Aoife Ní Chonghaile, chair of the organization, said the group is trying to keep people in the Gaeltacht regions in order to preserve the Irish language

Banú was founded late last year following a public meeting in Connemara, Co Galway, which highlighted the difficulties in securing accommodation in the Gaeltacht. 

"It started with an article by Adhna Ní Bhraonain on, when she wrote about the difficulties she was having getting a place to live, after moving back to her home area. Soon, it was apparent that there were lots of people in the same situation," Ní Chonghaile told RTÉ News. 

She said many people who attended the public meeting were young people who were living with relatives or living abroad but unable to afford to move back to the Gaeltacht.

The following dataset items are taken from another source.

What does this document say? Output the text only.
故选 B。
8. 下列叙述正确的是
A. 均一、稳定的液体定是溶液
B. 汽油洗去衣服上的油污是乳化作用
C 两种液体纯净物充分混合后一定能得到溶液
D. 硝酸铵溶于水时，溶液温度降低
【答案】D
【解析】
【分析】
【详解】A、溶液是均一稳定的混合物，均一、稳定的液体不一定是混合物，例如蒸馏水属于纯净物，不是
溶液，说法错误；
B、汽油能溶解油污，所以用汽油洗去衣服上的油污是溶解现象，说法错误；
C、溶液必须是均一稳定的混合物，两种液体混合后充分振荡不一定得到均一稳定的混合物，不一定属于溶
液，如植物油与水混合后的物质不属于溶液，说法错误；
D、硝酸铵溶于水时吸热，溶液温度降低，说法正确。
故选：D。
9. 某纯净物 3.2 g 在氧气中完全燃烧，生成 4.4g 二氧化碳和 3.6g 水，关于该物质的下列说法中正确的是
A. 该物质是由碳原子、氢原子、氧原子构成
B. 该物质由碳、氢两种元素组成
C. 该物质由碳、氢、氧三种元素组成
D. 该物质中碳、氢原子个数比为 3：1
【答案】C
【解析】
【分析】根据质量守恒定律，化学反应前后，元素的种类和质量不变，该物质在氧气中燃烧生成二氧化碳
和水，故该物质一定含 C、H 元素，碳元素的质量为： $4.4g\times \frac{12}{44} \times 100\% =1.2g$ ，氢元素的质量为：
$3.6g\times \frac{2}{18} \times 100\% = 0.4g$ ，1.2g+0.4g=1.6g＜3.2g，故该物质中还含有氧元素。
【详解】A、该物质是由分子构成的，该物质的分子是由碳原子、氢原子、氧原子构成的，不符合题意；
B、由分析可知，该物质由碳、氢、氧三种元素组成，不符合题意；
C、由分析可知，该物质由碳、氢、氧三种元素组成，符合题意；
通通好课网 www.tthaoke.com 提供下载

"We had nearly 100 people at our first meeting. Since then we've been looking at the things that need to be done and trying to formulate ideas on how best to resolve the problems," she added. 

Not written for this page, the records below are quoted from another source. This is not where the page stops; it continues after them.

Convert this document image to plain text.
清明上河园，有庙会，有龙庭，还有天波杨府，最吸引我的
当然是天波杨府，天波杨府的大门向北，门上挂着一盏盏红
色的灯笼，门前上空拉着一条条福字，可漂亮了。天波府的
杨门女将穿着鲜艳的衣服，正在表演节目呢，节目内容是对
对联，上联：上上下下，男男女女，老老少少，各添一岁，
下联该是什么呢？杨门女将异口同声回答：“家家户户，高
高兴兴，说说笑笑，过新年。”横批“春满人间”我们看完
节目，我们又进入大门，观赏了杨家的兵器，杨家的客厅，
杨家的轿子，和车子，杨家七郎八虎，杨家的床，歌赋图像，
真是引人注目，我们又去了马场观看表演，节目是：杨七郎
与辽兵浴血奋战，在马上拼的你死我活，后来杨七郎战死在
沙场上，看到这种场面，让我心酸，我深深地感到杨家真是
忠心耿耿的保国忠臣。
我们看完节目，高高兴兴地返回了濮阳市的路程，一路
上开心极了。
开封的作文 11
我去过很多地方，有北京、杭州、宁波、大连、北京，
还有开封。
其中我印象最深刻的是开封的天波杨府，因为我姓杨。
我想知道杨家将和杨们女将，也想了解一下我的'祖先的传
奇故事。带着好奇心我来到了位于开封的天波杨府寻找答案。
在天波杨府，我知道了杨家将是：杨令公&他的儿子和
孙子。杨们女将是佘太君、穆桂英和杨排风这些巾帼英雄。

"We’re trying to keep people living in the Gaeltacht, so Irish can be spoken. It’s a living language here and we want to keep it that way." 

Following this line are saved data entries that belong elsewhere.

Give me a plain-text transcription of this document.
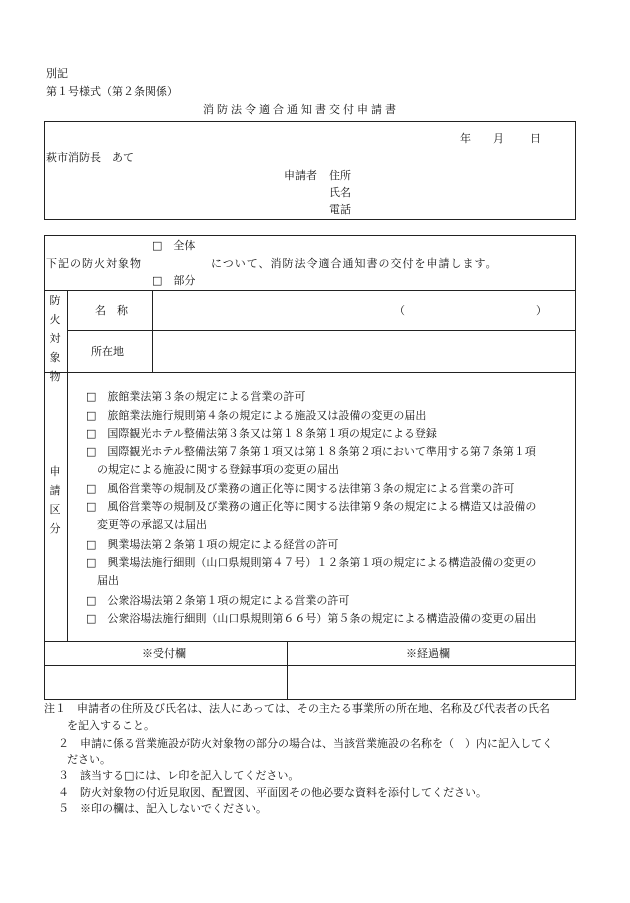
別記
第１号様式（第２条関係）
消防法令適合通知書交付申請書
年 月 日
萩市消防長　あて
申請者 住所
氏名
電話
□　全体
下記の防火対象物	について、消防法令適合通知書の交付を申請します。
□　部分
防
火
対
象
物
名　称	（	）
所在地
申
請
区
分
□　旅館業法第３条の規定による営業の許可
□　旅館業法施行規則第４条の規定による施設又は設備の変更の届出
□　国際観光ホテル整備法第３条又は第１８条第１項の規定による登録
□　国際観光ホテル整備法第７条第１項又は第１８条第２項において準用する第７条第１項
の規定による施設に関する登録事項の変更の届出
□　風俗営業等の規制及び業務の適正化等に関する法律第３条の規定による営業の許可
□　風俗営業等の規制及び業務の適正化等に関する法律第９条の規定による構造又は設備の
変更等の承認又は届出
□　興業場法第２条第１項の規定による経営の許可
□　興業場法施行細則（山口県規則第４７号）１２条第１項の規定による構造設備の変更の
届出
□　公衆浴場法第２条第１項の規定による営業の許可
□　公衆浴場法施行細則（山口県規則第６６号）第５条の規定による構造設備の変更の届出
※受付欄	※経過欄
注１　申請者の住所及び氏名は、法人にあっては、その主たる事業所の所在地、名称及び代表者の氏名
を記入すること。
２　申請に係る営業施設が防火対象物の部分の場合は、当該営業施設の名称を（　）内に記入してく
ださい。
３　該当する□には、レ印を記入してください。
４　防火対象物の付近見取図、配置図、平面図その他必要な資料を添付してください。
５　※印の欄は、記入しないでください。
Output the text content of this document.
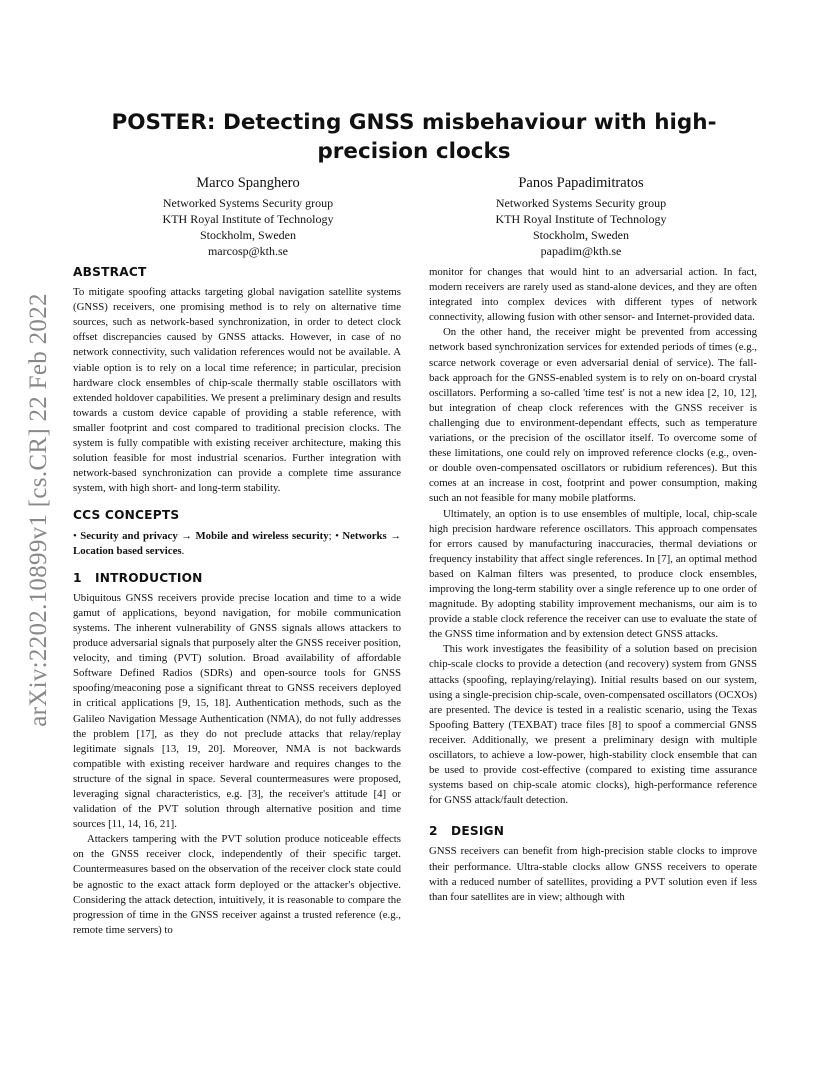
arXiv:2202.10899v1 [cs.CR] 22 Feb 2022
POSTER: Detecting GNSS misbehaviour with high-precision clocks
Marco Spanghero
Networked Systems Security group
KTH Royal Institute of Technology
Stockholm, Sweden
marcosp@kth.se
Panos Papadimitratos
Networked Systems Security group
KTH Royal Institute of Technology
Stockholm, Sweden
papadim@kth.se
ABSTRACT

To mitigate spoofing attacks targeting global navigation satellite systems (GNSS) receivers, one promising method is to rely on alternative time sources, such as network-based synchronization, in order to detect clock offset discrepancies caused by GNSS attacks. However, in case of no network connectivity, such validation references would not be available. A viable option is to rely on a local time reference; in particular, precision hardware clock ensembles of chip-scale thermally stable oscillators with extended holdover capabilities. We present a preliminary design and results towards a custom device capable of providing a stable reference, with smaller footprint and cost compared to traditional precision clocks. The system is fully compatible with existing receiver architecture, making this solution feasible for most industrial scenarios. Further integration with network-based synchronization can provide a complete time assurance system, with high short- and long-term stability.

CCS CONCEPTS

• Security and privacy → Mobile and wireless security; • Networks → Location based services.

1 INTRODUCTION

Ubiquitous GNSS receivers provide precise location and time to a wide gamut of applications, beyond navigation, for mobile communication systems. The inherent vulnerability of GNSS signals allows attackers to produce adversarial signals that purposely alter the GNSS receiver position, velocity, and timing (PVT) solution. Broad availability of affordable Software Defined Radios (SDRs) and open-source tools for GNSS spoofing/meaconing pose a significant threat to GNSS receivers deployed in critical applications [9, 15, 18]. Authentication methods, such as the Galileo Navigation Message Authentication (NMA), do not fully addresses the problem [17], as they do not preclude attacks that relay/replay legitimate signals [13, 19, 20]. Moreover, NMA is not backwards compatible with existing receiver hardware and requires changes to the structure of the signal in space. Several countermeasures were proposed, leveraging signal characteristics, e.g. [3], the receiver's attitude [4] or validation of the PVT solution through alternative position and time sources [11, 14, 16, 21].

Attackers tampering with the PVT solution produce noticeable effects on the GNSS receiver clock, independently of their specific target. Countermeasures based on the observation of the receiver clock state could be agnostic to the exact attack form deployed or the attacker's objective. Considering the attack detection, intuitively, it is reasonable to compare the progression of time in the GNSS receiver against a trusted reference (e.g., remote time servers) to

monitor for changes that would hint to an adversarial action. In fact, modern receivers are rarely used as stand-alone devices, and they are often integrated into complex devices with different types of network connectivity, allowing fusion with other sensor- and Internet-provided data.

On the other hand, the receiver might be prevented from accessing network based synchronization services for extended periods of times (e.g., scarce network coverage or even adversarial denial of service). The fall-back approach for the GNSS-enabled system is to rely on on-board crystal oscillators. Performing a so-called 'time test' is not a new idea [2, 10, 12], but integration of cheap clock references with the GNSS receiver is challenging due to environment-dependant effects, such as temperature variations, or the precision of the oscillator itself. To overcome some of these limitations, one could rely on improved reference clocks (e.g., oven- or double oven-compensated oscillators or rubidium references). But this comes at an increase in cost, footprint and power consumption, making such an not feasible for many mobile platforms.

Ultimately, an option is to use ensembles of multiple, local, chip-scale high precision hardware reference oscillators. This approach compensates for errors caused by manufacturing inaccuracies, thermal deviations or frequency instability that affect single references. In [7], an optimal method based on Kalman filters was presented, to produce clock ensembles, improving the long-term stability over a single reference up to one order of magnitude. By adopting stability improvement mechanisms, our aim is to provide a stable clock reference the receiver can use to evaluate the state of the GNSS time information and by extension detect GNSS attacks.

This work investigates the feasibility of a solution based on precision chip-scale clocks to provide a detection (and recovery) system from GNSS attacks (spoofing, replaying/relaying). Initial results based on our system, using a single-precision chip-scale, oven-compensated oscillators (OCXOs) are presented. The device is tested in a realistic scenario, using the Texas Spoofing Battery (TEXBAT) trace files [8] to spoof a commercial GNSS receiver. Additionally, we present a preliminary design with multiple oscillators, to achieve a low-power, high-stability clock ensemble that can be used to provide cost-effective (compared to existing time assurance systems based on chip-scale atomic clocks), high-performance reference for GNSS attack/fault detection.

2 DESIGN

GNSS receivers can benefit from high-precision stable clocks to improve their performance. Ultra-stable clocks allow GNSS receivers to operate with a reduced number of satellites, providing a PVT solution even if less than four satellites are in view; although with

RTÉ reports that there are currently only four properties to rent between the villages of Bearna and Carna in Co Galway, compared to 197 listings on Airbnb. 

Others have faced problems securing planning permission to build houses in the Gaeltacht, with some Gaeltacht residents reporting a tortuously slow process to build houses in the Irish-speaking areas. 

One resident reported that his application for planning permission constantly hit snags, adding that it was more than two years before it was finally approved. 

Banú met with Irish Housing Minister Darragh O'Brien during his recent visit to Galway and urged him to address housing issues in the Gaeltacht regions. 

Ní Chonghaile said the group sought assurances from O'Brien that his Planning and Development Bill would include provisions specifically referencing the need for housing in the Gaeltacht regions. 

Meanwhile, Conradh na Gaeilge, a cultural organization promoting the Irish language, has called on O'Brien to devise a national housing policy to specifically address falling population rates in Gaeltacht regions across the country. 

Conradh na Gaeilge held its annual Ard Fheis in Blanchardstown over the weekend, calling for housing measures to address the current accommodation shortage in the Gaeltacht. 

Julian De Spáinn, General Secretary of the organization, told Irish radio station Newstalk that certain obstacles to living in the Gaeltacht regions need to be removed. 

He said the group is calling on the Irish Government to introduce a "comprehensive plan" to help solve planning problems in the Gaeltacht, adding that it will ensure that people can continue to live in the Irish-speaking regions.